The purpose of the infrastructure is to offer persistent services that are secure and provide easy access to language processing resources. As language, speech and vision technology improve, it should be commonplace to carry out tasks such as: 'summarize Le Monde from 11th March 2007' 'list all uses of “enthusiasm” in 19th century English novels written by women', 'find all video clips of Tony Blair on the BBC in 2007'. But without the proper infrastructure, the technologies to make these tasks possible will only be available to a few specialists. At present one needs to find an appropriate program (to do translation, summarization, or extraction of information, etc.), download the program, make sure it is compatible with the computer that will execute the program, understand the form of input it takes, download the data (e.g. novels, newspapers, corpus, videos), and convert them to the correct format for the programs, and all this before one can get started.
For most researchers outside computer science, at least one of these tasks will be an insurmountable barrier. Our vision is that the resources for processing language, the data to be processed as well as appropriate guidance, advice and training be made available and can be accessed over a distributed network from the user's desktop.
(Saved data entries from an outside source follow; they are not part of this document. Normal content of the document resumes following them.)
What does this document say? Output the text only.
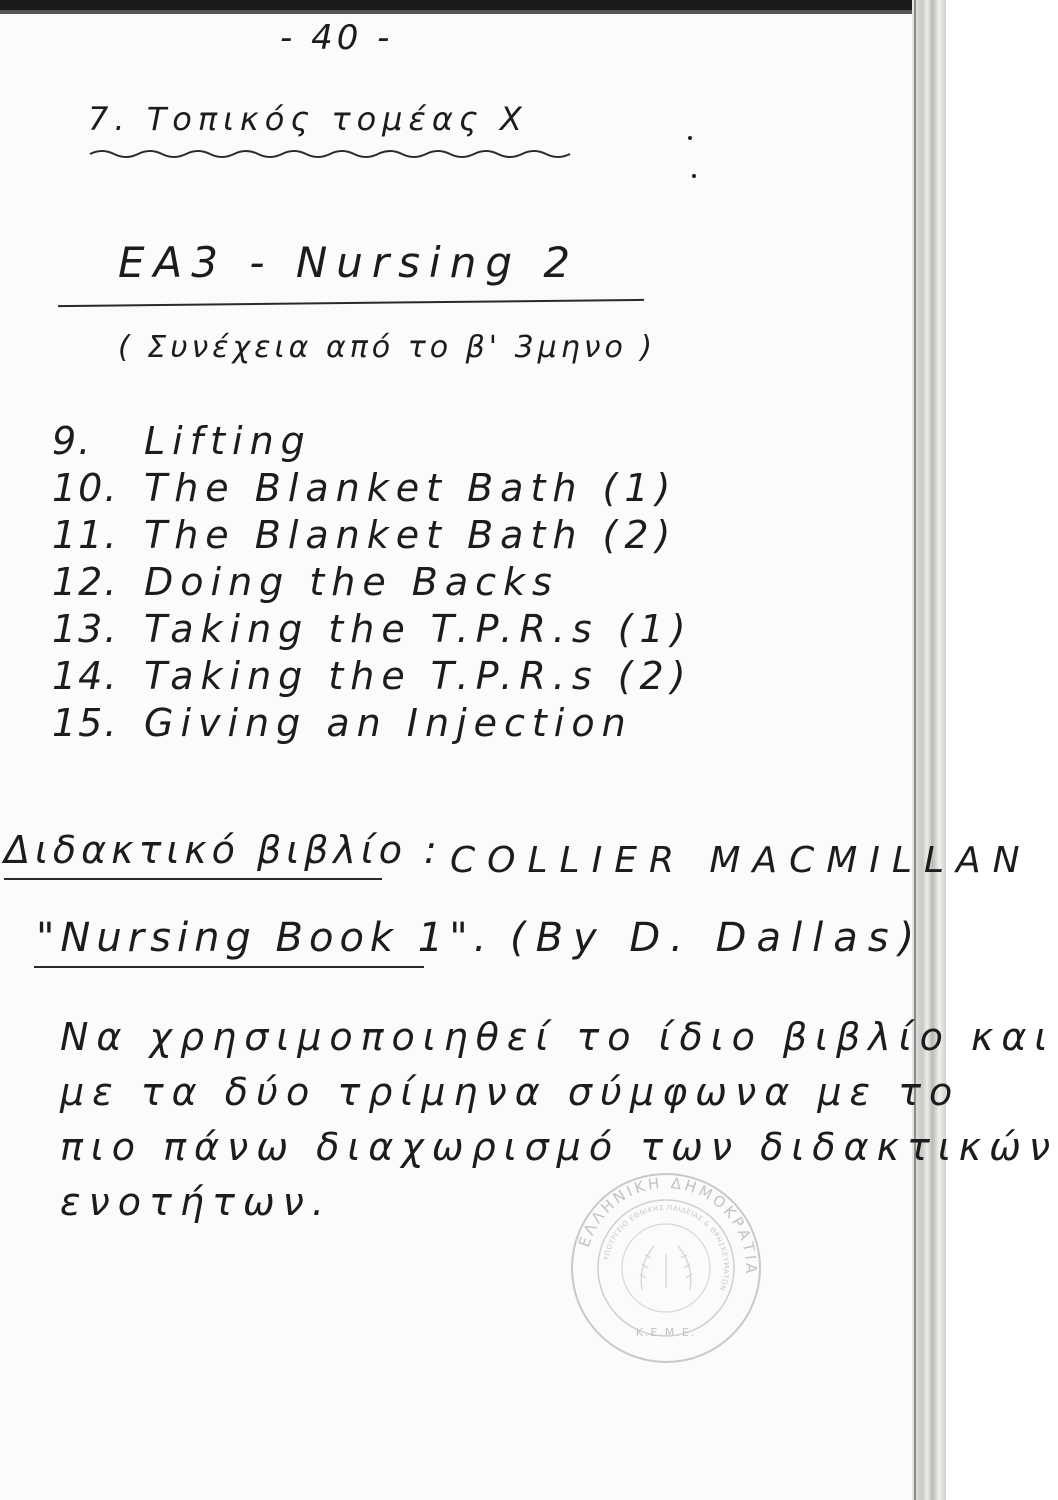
- 40 -
7. Τοπικός τομέας Χ
EA3 - Nursing 2
( Συνέχεια από το β' 3μηνο )
9. Lifting
10. The Blanket Bath (1)
11. The Blanket Bath (2)
12. Doing the Backs
13. Taking the T.P.R.s (1)
14. Taking the T.P.R.s (2)
15. Giving an Injection
Διδακτικό βιβλίο : COLLIER MACMILLAN
"Nursing Book 1". (By D. Dallas)
Να χρησιμοποιηθεί το ίδιο βιβλίο και
με τα δύο τρίμηνα σύμφωνα με το
πιο πάνω διαχωρισμό των διδακτικών
ενοτήτων.
ΕΛΛΗΝΙΚΗ ΔΗΜΟΚΡΑΤΙΑ
ΥΠΟΥΡΓΕΙΟ ΕΘΝΙΚΗΣ ΠΑΙΔΕΙΑΣ & ΘΡΗΣΚΕΥΜΑΤΩΝ
Κ.Ε.Μ.Ε.
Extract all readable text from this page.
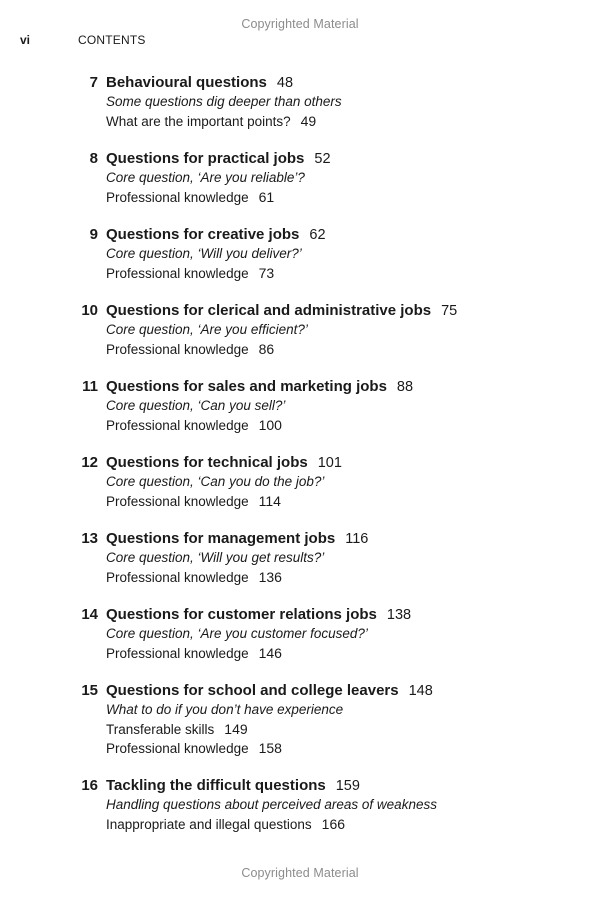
Copyrighted Material
vi	CONTENTS
7 Behavioural questions 48
Some questions dig deeper than others
What are the important points? 49
8 Questions for practical jobs 52
Core question, ‘Are you reliable’?
Professional knowledge 61
9 Questions for creative jobs 62
Core question, ‘Will you deliver?’
Professional knowledge 73
10 Questions for clerical and administrative jobs 75
Core question, ‘Are you efficient?’
Professional knowledge 86
11 Questions for sales and marketing jobs 88
Core question, ‘Can you sell?’
Professional knowledge 100
12 Questions for technical jobs 101
Core question, ‘Can you do the job?’
Professional knowledge 114
13 Questions for management jobs 116
Core question, ‘Will you get results?’
Professional knowledge 136
14 Questions for customer relations jobs 138
Core question, ‘Are you customer focused?’
Professional knowledge 146
15 Questions for school and college leavers 148
What to do if you don’t have experience
Transferable skills 149
Professional knowledge 158
16 Tackling the difficult questions 159
Handling questions about perceived areas of weakness
Inappropriate and illegal questions 166
Copyrighted Material
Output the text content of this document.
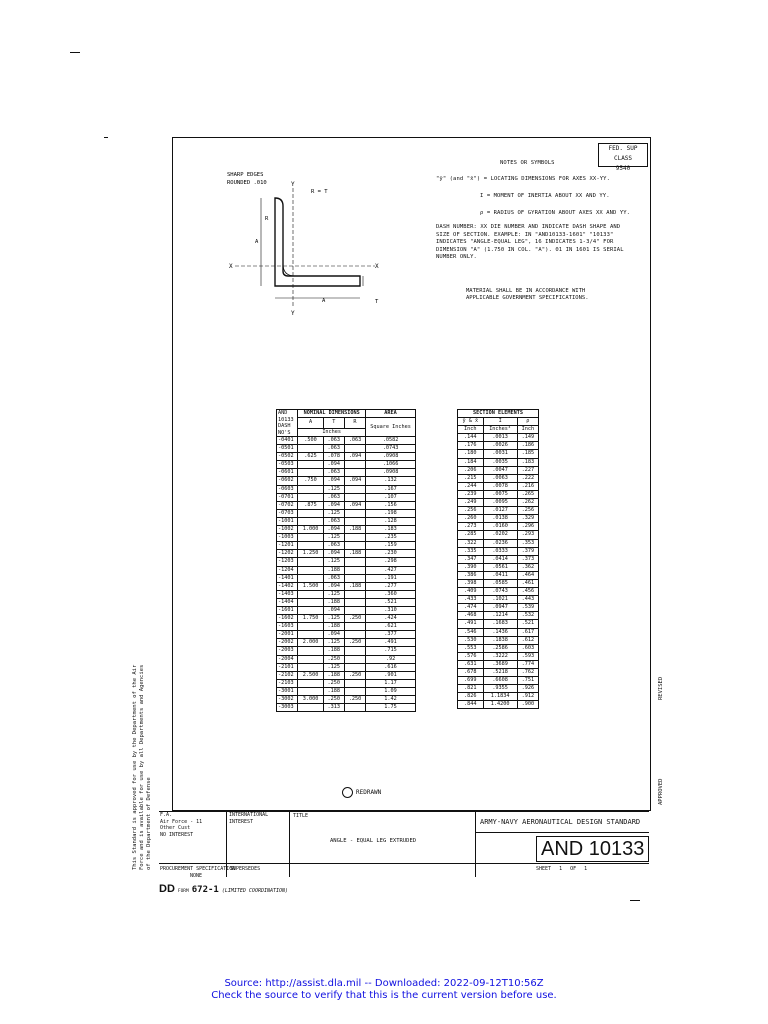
FED. SUP CLASS
9540
SHARP EDGES
ROUNDED .010
R = T
X	X
Y
Y
A
A	T
R
NOTES OR SYMBOLS
"ȳ" (and "x̄") = LOCATING DIMENSIONS FOR AXES XX-YY.
I = MOMENT OF INERTIA ABOUT XX AND YY.
ρ = RADIUS OF GYRATION ABOUT AXES XX AND YY.
DASH NUMBER: XX DIE NUMBER AND INDICATE DASH SHAPE AND SIZE OF SECTION. EXAMPLE: IN "AND10133-1601" "10133" INDICATES "ANGLE-EQUAL LEG", 16 INDICATES 1-3/4" FOR DIMENSION "A" (1.750 IN COL. "A"). 01 IN 1601 IS SERIAL NUMBER ONLY.
MATERIAL SHALL BE IN ACCORDANCE WITH APPLICABLE GOVERNMENT SPECIFICATIONS.
AND
10133
DASH
NO'S	NOMINAL DIMENSIONS			AREA
	A	T	R	Square Inches
	Inches			
-0401	.500	.063	.063	.0582
-0501		.063		.0743
-0502	.625	.078	.094	.0908
-0503		.094		.1066
-0601		.063		.0908
-0602	.750	.094	.094	.132
-0603		.125		.167
-0701		.063		.107
-0702	.875	.094	.094	.156
-0703		.125		.198
-1001		.063		.128
-1002	1.000	.094	.188	.183
-1003		.125		.235
-1201		.063		.159
-1202	1.250	.094	.188	.230
-1203		.125		.298
-1204		.188		.427
-1401		.063		.191
-1402	1.500	.094	.188	.277
-1403		.125		.360
-1404		.188		.521
-1601		.094		.310
-1602	1.750	.125	.250	.424
-1603		.188		.621
-2001		.094		.377
-2002	2.000	.125	.250	.491
-2003		.188		.715
-2004		.250		.92
-2101		.125		.616
-2102	2.500	.188	.250	.901
-2103		.250		1.17
-3001		.188		1.09
-3002	3.000	.250	.250	1.42
-3003		.313		1.75
SECTION ELEMENTS		
ȳ & x̄	I	ρ
Inch	Inches⁴	Inch
.144	.0013	.149
.176	.0026	.186
.180	.0031	.185
.184	.0035	.183
.206	.0047	.227
.215	.0063	.222
.244	.0078	.216
.239	.0075	.265
.249	.0095	.262
.256	.0127	.256
.260	.0138	.329
.273	.0160	.296
.285	.0202	.293
.322	.0236	.353
.335	.0333	.379
.347	.0414	.373
.390	.0561	.362
.386	.0411	.464
.398	.0585	.461
.409	.0743	.456
.433	.1021	.443
.474	.0947	.539
.468	.1214	.532
.491	.1683	.521
.546	.1436	.617
.530	.1838	.612
.553	.2586	.603
.576	.3222	.593
.631	.3689	.774
.678	.5218	.762
.699	.6608	.751
.821	.9355	.926
.826	1.1834	.912
.844	1.4200	.900
REDRAWN
F.A.
Air Force - 11
Other Cust
NO INTEREST
INTERNATIONAL INTEREST
TITLE
ANGLE - EQUAL LEG EXTRUDED
ARMY-NAVY AERONAUTICAL DESIGN STANDARD
AND 10133
PROCUREMENT SPECIFICATION
NONE
SUPERSEDES	SHEET 1 OF 1
DD FORM 672-1 (LIMITED COORDINATION)
This Standard is approved for use by the Department of the Air Force and is available for use by all Departments and Agencies of the Department of Defense	APPROVED
REVISED
Source: http://assist.dla.mil -- Downloaded: 2022-09-12T10:56Z
Check the source to verify that this is the current version before use.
CLARIN proposes to make this vision a reality: the user will have access to guidance and advice through distributed knowledge centres, and via a single sign-on the user will have access to repositories of data with standardized descriptions, processing tools ready to operate on standardized data, and all of this will be available on the internet using a service oriented architecture based on secure grid technologies.
The nature of the project is therefore primarily to turn existing, fragmented technology and resources into accessible and stable services that any user can share or adapt and repurpose. CLARIN can build upon a rich history of national and European initiatives in this domain, and it will ensure that Europe maintains the leading position in humanities and social science research in the current highly competitive era.